1974: President Richard Nixon wants to require employers to cover their workers and create federal subsidies to help everyone else buy private insurance. The Watergate scandal intervenes.
1976: President Jimmy Carter pushes a mandatory national health plan, but economic recession helps push it aside.
1986: President Ronald Reagan signs COBRA, a requirement that employers let former workers stay on the company health plan for 18 months after leaving a job, with workers bearing the cost.
1988: Congress expands Medicare by adding a prescription drug benefit and catastrophic care coverage. It doesn't last long. Barraged by protests from older Americans upset about paying a tax to finance the additional coverage, Congress repeals the law the next year.
1993: President Bill Clinton puts first lady Hillary Rodham Clinton in charge of developing what becomes a 1,300-page plan for universal coverage. It requires businesses to cover their workers and mandates that everyone have health insurance. The plan meets Republican opposition, divides Democrats and comes under a firestorm of lobbying from businesses and the health care industry. It dies in the Senate.
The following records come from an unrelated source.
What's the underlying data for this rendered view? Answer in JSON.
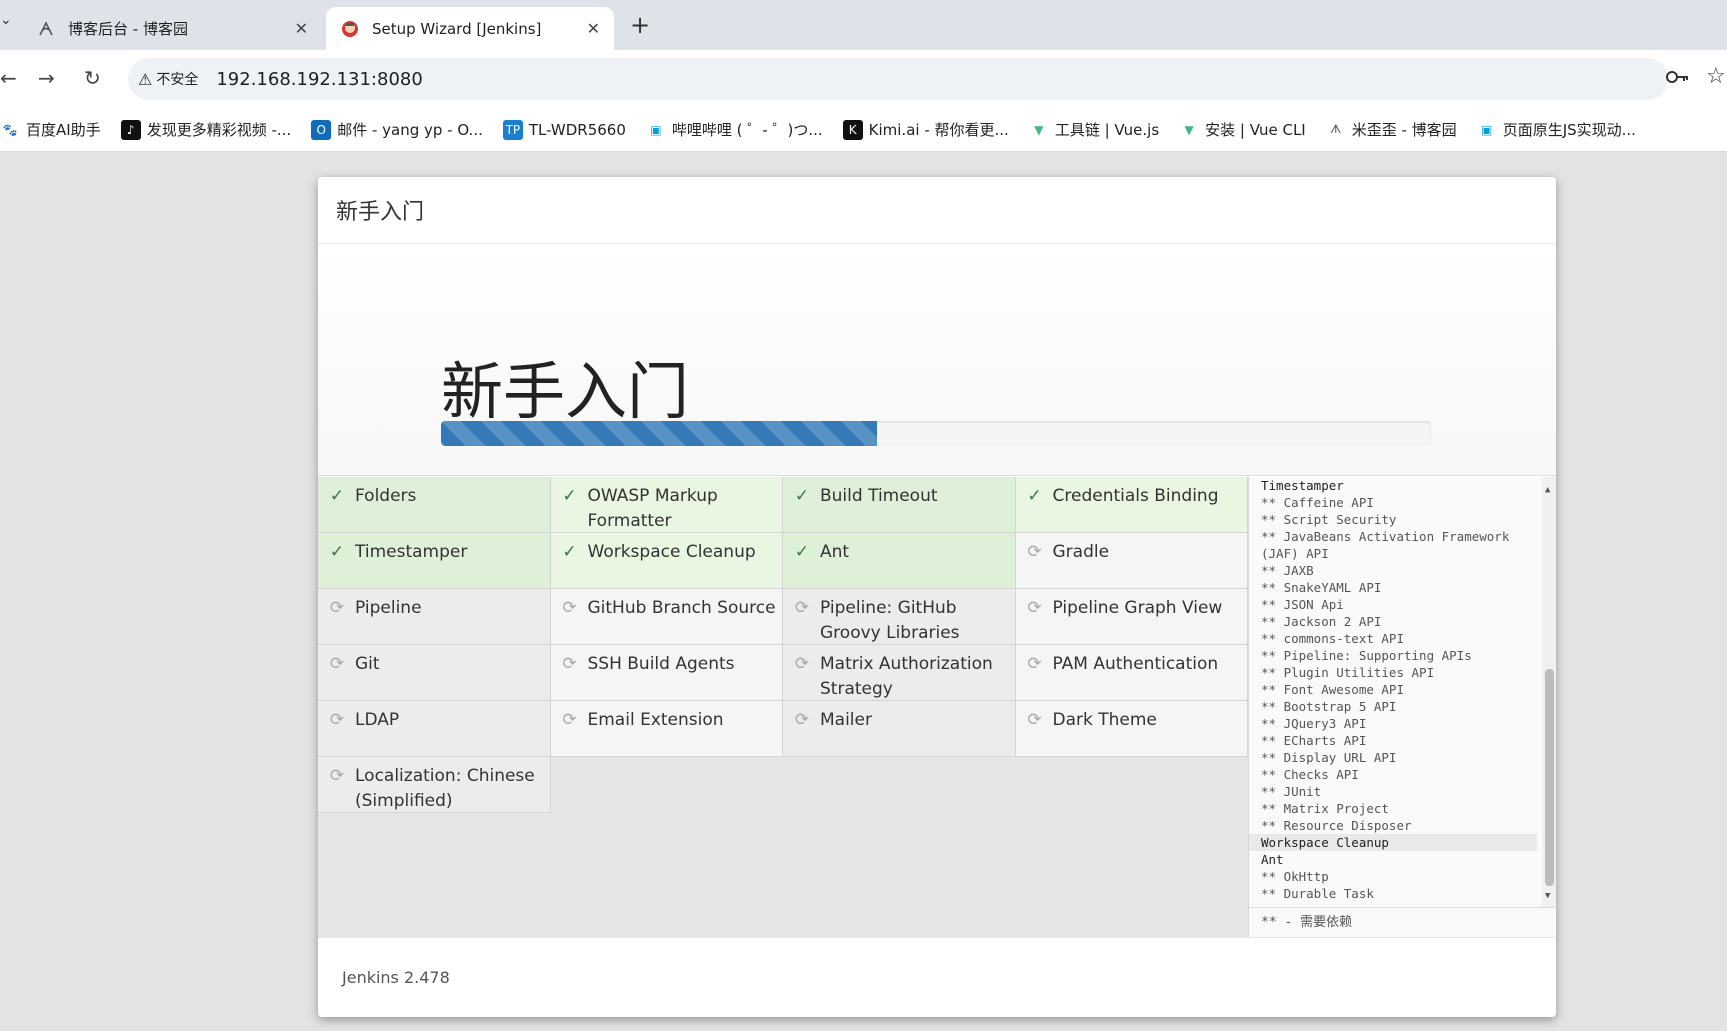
{
  "browser": {
    "tabs": [
      {
        "title": "博客后台 - 博客园",
        "active": false
      },
      {
        "title": "Setup Wizard [Jenkins]",
        "active": true
      }
    ],
    "close_glyph": "✕",
    "newtab_glyph": "+",
    "security_label": "不安全",
    "url": "192.168.192.131:8080",
    "bookmarks": [
      {
        "label": "百度AI助手",
        "icon": "baidu-paw-icon",
        "color": "#2b5cd8"
      },
      {
        "label": "发现更多精彩视频 -...",
        "icon": "douyin-icon",
        "color": "#111111"
      },
      {
        "label": "邮件 - yang yp - O...",
        "icon": "outlook-icon",
        "color": "#0f6cbd"
      },
      {
        "label": "TL-WDR5660",
        "icon": "tplink-icon",
        "color": "#1b7fd1"
      },
      {
        "label": "哔哩哔哩 ( ゜- ゜)つ...",
        "icon": "bilibili-icon",
        "color": "#00a1d6"
      },
      {
        "label": "Kimi.ai - 帮你看更...",
        "icon": "kimi-icon",
        "color": "#111111"
      },
      {
        "label": "工具链 | Vue.js",
        "icon": "vue-icon",
        "color": "#41b883"
      },
      {
        "label": "安装 | Vue CLI",
        "icon": "vue-icon",
        "color": "#41b883"
      },
      {
        "label": "米歪歪 - 博客园",
        "icon": "cnblogs-icon",
        "color": "#555555"
      },
      {
        "label": "页面原生JS实现动...",
        "icon": "bilibili-icon",
        "color": "#00a1d6"
      }
    ]
  },
  "wizard": {
    "header_title": "新手入门",
    "hero_title": "新手入门",
    "progress_fraction": 0.44,
    "plugins": [
      {
        "name": "Folders",
        "status": "success"
      },
      {
        "name": "OWASP Markup Formatter",
        "status": "success"
      },
      {
        "name": "Build Timeout",
        "status": "success"
      },
      {
        "name": "Credentials Binding",
        "status": "success"
      },
      {
        "name": "Timestamper",
        "status": "success"
      },
      {
        "name": "Workspace Cleanup",
        "status": "success"
      },
      {
        "name": "Ant",
        "status": "success"
      },
      {
        "name": "Gradle",
        "status": "pending"
      },
      {
        "name": "Pipeline",
        "status": "pending"
      },
      {
        "name": "GitHub Branch Source",
        "status": "pending"
      },
      {
        "name": "Pipeline: GitHub Groovy Libraries",
        "status": "pending"
      },
      {
        "name": "Pipeline Graph View",
        "status": "pending"
      },
      {
        "name": "Git",
        "status": "pending"
      },
      {
        "name": "SSH Build Agents",
        "status": "pending"
      },
      {
        "name": "Matrix Authorization Strategy",
        "status": "pending"
      },
      {
        "name": "PAM Authentication",
        "status": "pending"
      },
      {
        "name": "LDAP",
        "status": "pending"
      },
      {
        "name": "Email Extension",
        "status": "pending"
      },
      {
        "name": "Mailer",
        "status": "pending"
      },
      {
        "name": "Dark Theme",
        "status": "pending"
      },
      {
        "name": "Localization: Chinese (Simplified)",
        "status": "pending"
      }
    ],
    "status_glyphs": {
      "success": "✓",
      "pending": "⟳"
    },
    "log_lines": [
      {
        "text": "Timestamper",
        "kind": "head"
      },
      {
        "text": "** Caffeine API",
        "kind": "dep"
      },
      {
        "text": "** Script Security",
        "kind": "dep"
      },
      {
        "text": "** JavaBeans Activation Framework",
        "kind": "dep"
      },
      {
        "text": "(JAF) API",
        "kind": "dep"
      },
      {
        "text": "** JAXB",
        "kind": "dep"
      },
      {
        "text": "** SnakeYAML API",
        "kind": "dep"
      },
      {
        "text": "** JSON Api",
        "kind": "dep"
      },
      {
        "text": "** Jackson 2 API",
        "kind": "dep"
      },
      {
        "text": "** commons-text API",
        "kind": "dep"
      },
      {
        "text": "** Pipeline: Supporting APIs",
        "kind": "dep"
      },
      {
        "text": "** Plugin Utilities API",
        "kind": "dep"
      },
      {
        "text": "** Font Awesome API",
        "kind": "dep"
      },
      {
        "text": "** Bootstrap 5 API",
        "kind": "dep"
      },
      {
        "text": "** JQuery3 API",
        "kind": "dep"
      },
      {
        "text": "** ECharts API",
        "kind": "dep"
      },
      {
        "text": "** Display URL API",
        "kind": "dep"
      },
      {
        "text": "** Checks API",
        "kind": "dep"
      },
      {
        "text": "** JUnit",
        "kind": "dep"
      },
      {
        "text": "** Matrix Project",
        "kind": "dep"
      },
      {
        "text": "** Resource Disposer",
        "kind": "dep"
      },
      {
        "text": "Workspace Cleanup",
        "kind": "head-hl"
      },
      {
        "text": "Ant",
        "kind": "head"
      },
      {
        "text": "** OkHttp",
        "kind": "dep"
      },
      {
        "text": "** Durable Task",
        "kind": "dep"
      }
    ],
    "log_legend": "** - 需要依赖",
    "footer_version": "Jenkins 2.478"
  }
}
1997: Clinton signs bipartisan legislation creating a state-federal program to provide coverage for millions of children in families of modest means whose incomes are too high to qualify for Medicaid.
2003: President George W. Bush persuades Congress to add prescription drug coverage to Medicare in a major expansion of the program for older people.
2008: Hillary Rodham Clinton promotes a sweeping health care plan in her bid for the Democratic presidential nomination. She loses to Obama, who has a less comprehensive plan.
2009: Obama and the Democratic-controlled Congress spend an intense year ironing out legislation to mandate that everyone have coverage or pay a fine; to require most companies to cover their workers; require insurance companies to accept all comers, regardless of any pre-existing conditions; and assist people who can't afford insurance.
2010: With no Republican support, Congress passes the measure, designed to extend health care coverage to more than 30 million uninsured people. Republican opponents scorn the law as "Obamacare."
2012: The Supreme Court, in a 5-4 ruling, upholds the law, including its much-disputed mandate that almost all people in the U.S. have health coverage or pay a fine. The law's ultimate fate remains unclear, however, with Republican presidential nominee Mitt Romney and GOP lawmakers promising to repeal it if they carry the November elections.